I was always under the impression that retirement and non-retirement accounts have separate insurance but a Schwab rep said today that this does NOT apply to brokered CDs. He said that retirement and non-retirement funds are added together for brokered CDs. He was very very adamant about that. I think he’s 100% wrong, but if he’s right I could have a major problem on my hands. Does anyone know whether he’s right or wrong? Thank you.
Answers

For example, If you have 3 brokered CDs at Schwab from Discover Bank with each CD being $100k you're likely going to discover (pun intended) that not all of your money is covered (IE you are $50k over the $250k limit), even if one of those 3 CDs is in a Schwab retirement account and the other two are in non-retirement accounts because all three are at Discover Bank under the same ownership category.
And remember, FDIC insurance is an aggregate insurance, if you have other accounts at Discover bank (to continue the above example) that fall into the same ownership category, those will also be included in the coverage calculation (as the link MAKNYC provided points out "so with pass-through insurance, a consumer’s brokered deposits are added to any traditional deposits he or she has at the same bank for purposes of calculating coverage.")


here's what the limits were over time (and what todays $250k would have been worth back then)
1933 - $2500 (today's limit would be about $10K)
1934 - $5k (today's limit would be about $11K)
1950 - $10k (todays limit would be about $20K)
1966 - $15k (todays limit would be about 27k)
1969 - $20k (todays limit would be about 30k)
1974 - $40k (todays limit would be about 41k or pretty much on par with the 1974 limit)
1980 - $100k (todays limit would be about 70k)
2008 - $250k (today's limit would be about 181k, falling somewhere inbetween the $250k and $100k limits)
For perspective, $250k today is about equal to the $100k limit back in 1988 and that $100k limit would persist for another 2 decades after that!
As you can see, the $250K limit is already at the historical high end of the limit (beating all limits prior to 1980 at their inception, sometimes by as much as 4x, and the 1980 limit was only better for 8 years of its 28 year run), $500k, while a nice number, would be way out of whack with where the limit has been historically.
Sorry to say, but the $250k limit being "too low" is a rich person's problem. FDIC wasn't put in place to protect the fabulously wealthy, it was put in place to protect the little guys from losing their life savings. At $250k, it's still doing that.

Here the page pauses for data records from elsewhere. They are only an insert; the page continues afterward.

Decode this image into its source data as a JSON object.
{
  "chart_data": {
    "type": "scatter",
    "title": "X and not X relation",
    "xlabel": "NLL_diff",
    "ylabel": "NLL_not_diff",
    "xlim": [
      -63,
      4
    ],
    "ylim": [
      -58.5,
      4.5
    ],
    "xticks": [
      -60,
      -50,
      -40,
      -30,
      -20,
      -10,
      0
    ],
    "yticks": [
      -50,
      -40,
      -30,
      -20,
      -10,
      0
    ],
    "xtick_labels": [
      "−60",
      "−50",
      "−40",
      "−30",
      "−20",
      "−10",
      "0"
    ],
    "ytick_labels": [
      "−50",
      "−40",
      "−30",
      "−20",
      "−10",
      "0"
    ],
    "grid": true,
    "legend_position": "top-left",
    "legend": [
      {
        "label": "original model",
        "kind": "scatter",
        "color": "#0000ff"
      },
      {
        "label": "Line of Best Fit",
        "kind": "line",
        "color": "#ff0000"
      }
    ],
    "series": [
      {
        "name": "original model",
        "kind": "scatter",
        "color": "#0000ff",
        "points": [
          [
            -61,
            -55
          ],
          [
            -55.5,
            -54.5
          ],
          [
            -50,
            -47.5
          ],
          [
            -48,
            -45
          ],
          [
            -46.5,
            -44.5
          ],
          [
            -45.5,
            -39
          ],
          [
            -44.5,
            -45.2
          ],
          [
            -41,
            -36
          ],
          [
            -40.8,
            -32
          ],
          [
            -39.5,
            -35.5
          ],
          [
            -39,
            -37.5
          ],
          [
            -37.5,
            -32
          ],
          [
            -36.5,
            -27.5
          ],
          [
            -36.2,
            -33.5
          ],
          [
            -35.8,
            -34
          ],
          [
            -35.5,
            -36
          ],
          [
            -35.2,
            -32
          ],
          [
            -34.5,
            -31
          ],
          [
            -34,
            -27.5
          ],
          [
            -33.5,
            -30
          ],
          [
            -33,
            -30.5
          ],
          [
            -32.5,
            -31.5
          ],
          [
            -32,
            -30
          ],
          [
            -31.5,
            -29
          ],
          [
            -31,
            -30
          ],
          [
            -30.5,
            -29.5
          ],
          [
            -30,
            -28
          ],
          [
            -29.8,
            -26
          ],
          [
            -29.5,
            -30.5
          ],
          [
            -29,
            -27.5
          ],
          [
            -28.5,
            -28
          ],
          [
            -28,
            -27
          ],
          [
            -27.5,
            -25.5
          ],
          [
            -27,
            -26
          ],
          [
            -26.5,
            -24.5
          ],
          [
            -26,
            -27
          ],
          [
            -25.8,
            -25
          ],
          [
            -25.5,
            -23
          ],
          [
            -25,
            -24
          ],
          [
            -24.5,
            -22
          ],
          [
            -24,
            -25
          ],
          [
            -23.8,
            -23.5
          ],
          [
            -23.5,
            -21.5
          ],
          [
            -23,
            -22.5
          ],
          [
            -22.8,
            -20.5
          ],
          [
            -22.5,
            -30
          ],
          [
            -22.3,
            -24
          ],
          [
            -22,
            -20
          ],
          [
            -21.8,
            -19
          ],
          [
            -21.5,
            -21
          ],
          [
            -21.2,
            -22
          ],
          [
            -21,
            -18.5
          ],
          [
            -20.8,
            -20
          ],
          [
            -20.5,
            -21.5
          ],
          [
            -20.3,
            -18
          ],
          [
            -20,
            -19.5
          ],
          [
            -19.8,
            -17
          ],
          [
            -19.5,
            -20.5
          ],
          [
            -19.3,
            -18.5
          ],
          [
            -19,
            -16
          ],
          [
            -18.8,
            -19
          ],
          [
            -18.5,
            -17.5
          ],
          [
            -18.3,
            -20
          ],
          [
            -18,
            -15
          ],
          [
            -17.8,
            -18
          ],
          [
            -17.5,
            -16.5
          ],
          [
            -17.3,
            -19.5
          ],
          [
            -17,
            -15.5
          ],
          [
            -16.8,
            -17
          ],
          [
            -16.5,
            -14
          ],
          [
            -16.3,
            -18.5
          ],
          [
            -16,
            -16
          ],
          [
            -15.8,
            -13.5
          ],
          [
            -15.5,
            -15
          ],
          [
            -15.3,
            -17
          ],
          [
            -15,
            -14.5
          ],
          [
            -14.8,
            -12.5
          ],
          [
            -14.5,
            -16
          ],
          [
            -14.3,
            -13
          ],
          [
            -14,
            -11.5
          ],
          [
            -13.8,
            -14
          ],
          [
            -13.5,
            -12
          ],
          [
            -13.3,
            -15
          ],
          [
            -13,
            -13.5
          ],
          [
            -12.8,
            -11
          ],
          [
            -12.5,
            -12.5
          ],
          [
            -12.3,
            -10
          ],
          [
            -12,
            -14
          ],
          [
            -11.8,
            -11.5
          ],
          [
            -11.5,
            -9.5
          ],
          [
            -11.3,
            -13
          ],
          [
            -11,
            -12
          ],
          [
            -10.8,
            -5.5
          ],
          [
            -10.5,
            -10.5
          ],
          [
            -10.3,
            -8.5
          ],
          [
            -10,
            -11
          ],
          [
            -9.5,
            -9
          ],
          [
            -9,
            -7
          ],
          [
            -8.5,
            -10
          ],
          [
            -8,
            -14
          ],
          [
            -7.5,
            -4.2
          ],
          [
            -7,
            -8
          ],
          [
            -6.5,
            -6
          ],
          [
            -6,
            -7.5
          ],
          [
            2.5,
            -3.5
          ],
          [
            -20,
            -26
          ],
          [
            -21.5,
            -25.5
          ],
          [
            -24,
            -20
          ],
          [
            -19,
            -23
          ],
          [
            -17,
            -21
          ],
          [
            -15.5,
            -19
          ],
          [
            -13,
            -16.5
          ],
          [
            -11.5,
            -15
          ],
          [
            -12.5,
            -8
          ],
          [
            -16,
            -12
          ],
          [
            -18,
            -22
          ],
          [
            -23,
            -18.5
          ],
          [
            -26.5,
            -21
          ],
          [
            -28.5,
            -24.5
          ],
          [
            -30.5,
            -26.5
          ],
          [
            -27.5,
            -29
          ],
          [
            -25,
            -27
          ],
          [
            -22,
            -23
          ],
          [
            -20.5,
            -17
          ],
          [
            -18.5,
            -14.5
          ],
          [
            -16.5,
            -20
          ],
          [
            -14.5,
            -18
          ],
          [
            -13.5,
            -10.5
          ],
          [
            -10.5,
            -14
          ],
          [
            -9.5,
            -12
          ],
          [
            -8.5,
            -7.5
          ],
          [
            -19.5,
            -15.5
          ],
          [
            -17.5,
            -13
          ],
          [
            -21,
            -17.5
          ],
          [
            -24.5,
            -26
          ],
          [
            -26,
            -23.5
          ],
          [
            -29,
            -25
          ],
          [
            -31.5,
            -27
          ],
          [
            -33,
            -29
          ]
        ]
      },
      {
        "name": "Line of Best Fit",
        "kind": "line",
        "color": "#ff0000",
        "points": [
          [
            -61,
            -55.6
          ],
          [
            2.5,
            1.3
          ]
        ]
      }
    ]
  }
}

Remember, that's 250k per account category (single, joint, etc) per bank. And if you know how to save, you should also know not to put all your eggs in one basket. You don't put all your money in one account at one bank, nor should you keep all of it in cash accounts like savings, checking and CDs.
According to a 2019 survey, the median bank account balance for U.S. households is $5,300, the average $40,000. Either way you slice it, the vast majority of people have way less in their bank accounts than the $250k limit (so, as I said before it "still doing" the job of "protecting the little guys life savings") It's a very small percentage of the population for whom the 250k limit could be considered a problem, and they all have one thing in common: they're nowhere near being poor.
Try to recall, also, that the "1 million in savings" you mention is expected to be (at least partly) in some combination of 401ks, IRAs, HSAs, pensions, brokerage accounts, savings bonds, etc many of which do not fall under FDIC insurance. So even someone who has saved a total of 1 million across all those things won't necessarily run into problems with the 250k limit. which again brings us back to if that limit truly is a problem for you, you are rich whether you think you are or not.


I was looking at it from a reverse inflation angle -
250k in 2008 =350k today.
100k in 1989= 381k

https://www.fdic.gov/consumers/consumer/news/cnspr13/cdsfrombrokers.html






“The CDs of an one Issuer that you may purchase will be eligible for FDIC insurance up to $250,000 (including principal and accrued interest) for each insurable capacity (e.g., individual, joint, IRA, etc).